“Los mitos son manifestaciones psíquicas que reflejan la naturaleza del alma.” C. G. Jung
Por Dr. Juan Federico Zuñiga Ramírez
¿Qué dioses despiertan cuando una fiesta revela aquello que la razón mantiene dormido?
Entre el dulce envinado y una jarra embriagadora de licor, la fiesta de Tlayacapan abre una pregunta antigua: ¿qué dioses despiertan cuando una celebración revela aquello que la razón mantiene dormido? En medio del vino, la música y el carnaval, aparece la figura de Dionisio, dios griego del vino, del teatro, del éxtasis alguna vez quizás te ha visitado o lo has visto pasar por la venta, tratando de tocar a la puerta de tus más profundos deseo.
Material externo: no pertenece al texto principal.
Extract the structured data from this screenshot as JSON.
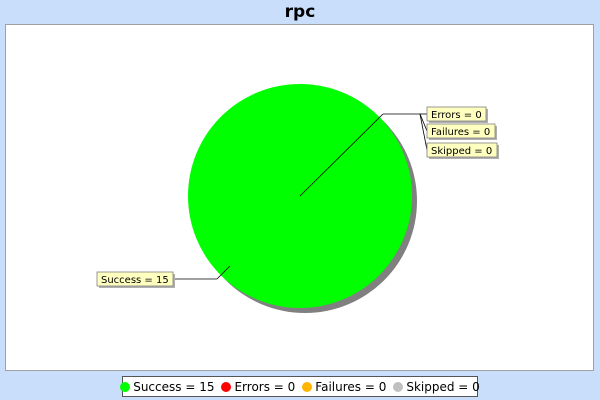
{
  "chart_data": {
    "type": "pie",
    "title": "rpc",
    "slices": [
      {
        "label": "Success",
        "value": 15,
        "color": "#00ff00",
        "callout": "Success = 15"
      },
      {
        "label": "Errors",
        "value": 0,
        "color": "#ff0000",
        "callout": "Errors = 0"
      },
      {
        "label": "Failures",
        "value": 0,
        "color": "#ffb400",
        "callout": "Failures = 0"
      },
      {
        "label": "Skipped",
        "value": 0,
        "color": "#c0c0c0",
        "callout": "Skipped = 0"
      }
    ],
    "legend_position": "bottom"
  },
  "legend": {
    "items": [
      {
        "text": "Success = 15",
        "color": "#00ff00"
      },
      {
        "text": "Errors = 0",
        "color": "#ff0000"
      },
      {
        "text": "Failures = 0",
        "color": "#ffb400"
      },
      {
        "text": "Skipped = 0",
        "color": "#c0c0c0"
      }
    ]
  }
}
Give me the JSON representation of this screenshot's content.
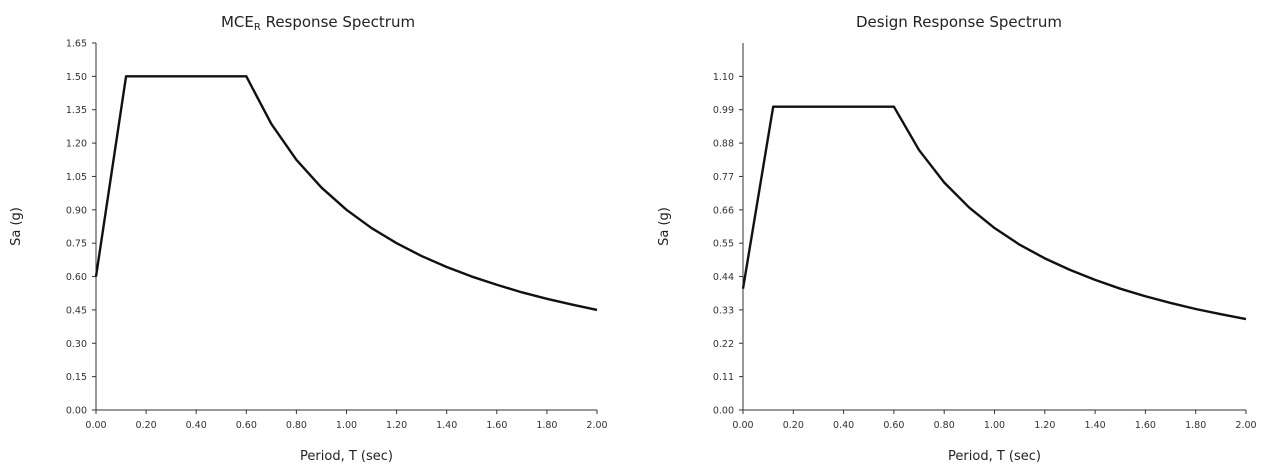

Su presencia no llega como una imagen lejana del pasado, sino como una fuerza simbólica que se manifiesta en los cuerpos que bailan, en los vasos, en las voces que se elevan canciones y en la memoria colectiva de un pueblo que parece recordar al celebrar una tradición más antigua que sus propias calles.
Cuando suenan la tambora, los metales, las tubas, el clarinete y las percusiones, la plaza deja de ser plaza y se vuelve corazón. Cada acorde se junta con la respiración y dejan de estar dispersas para convertirse en una sola voz invocando a Dionisio, cada compás de la música abre la puerta para la llegada de Dioniso.
Entonces Dionisio vuelve a nacer en Tlayacapan, llegando como una memoria viva no de Grecia, sino como una presencia que cruzar la mente evocando danza y memoria colectiva la historia nos refiere que antes de ser dios del teatro, del éxtasis, del desborde, fue hijo de Sémele, una princesa mortal, y de Zeus, dios que la amó en secreto.
Hera esposa de Zeus, celosa, descendió como humo en forma de duda disfrazada de anciana, le dijo Zeus debe amarte sin velo así natural, entonces la joven pidió a Zeus y este atado por el deseo y éxtasis, apareció rodeado de vapor, truenos y relámpagos.
La fuerza fue demasiada para un cuerpo mortal que ardió entre fuego, truenos y vapor ante aquello que había amado, pero, en medio de esa muerte, Zeus rescató a su hijo que aún no terminaba de nacer, lo tomó del vientre de su madre ardiendo y lo guardó en su muslo, donde continuó su gestación silenciosamente.
Por eso Dionisio fue llamado el nacido dos veces, lo cual simboliza la muerte, el ciclo sin terminar y la transformación, resurrección o la superación. Representa la transición lo frágil hacia una de carácter divino incompleto, no gestado desde la madre, de la cultura si no es atravesar una crisis o destrucción simbólica arrojado involuntariamente por el fuego de la madre provocado por el padre a través de un factor externo, la primera muerte, para renacer con una identidad fuerte, consciente e integrada, capaz de colocar armonía de lo divino en un instante, tu ya naciste dos veces.
Después, Dioniso fue ocultado para escapar de Hera. Hermes lo llevó lejos, hacia regiones donde la ley del Olimpo se volvía rumor. Allí, entre ninfas, Sileno, montes y vegetación salvaje, Dionisio aprendió una música anterior a la palabra y descubrió el néctar que toma los cuerpos que no obedecen del todo a la razón.
Más tarde descubrió la vid y el misterio del vino, esa sangre de la tierra capaz de consolar a los tristes, reunir a los separados y abrir las puertas del exceso. Lo siguieron sátiros, silenos y ménades, criaturas del margen y del trance, que bailaban donde la vigilancia se pierde y el alma se atreve a mostrarse sin máscara.
Desde Jung, Dionisio se revela como la aparición de la sombra sin máscara, bailando y cantando, se embriaga y pide lugar. Cuando encuentra cauce en carnaval entra en desborde deja de ser caída y se vuelve posibilidad quitar “la máscara” recuerda que el alma enferma tanto por exceso como por rigidez. Entre ambos extremos se abre la individuación, permitiendo que la razón escuche al cuerpo, que la sombra encuentre lenguaje y que lo negado pueda integrarse sin destruir al yo. Por eso, en Tlayacapan, la fiesta no anula el mundo cotidiano; lo abre por un instante para que algo Dioniso respire.
Bibliografía
- Jung, C. G. Arquetipos e inconsciente colectivo. “Dioniso”. Atlas Mitológico. Entrada en español sobre el nacimiento de Dionisio, su vínculo con Zeus y Sémele, su crianza y sus atributos simbólicos.
- “Zeus y Sémele: el nacimiento de Dioniso”. Por la Grecia de Zeus.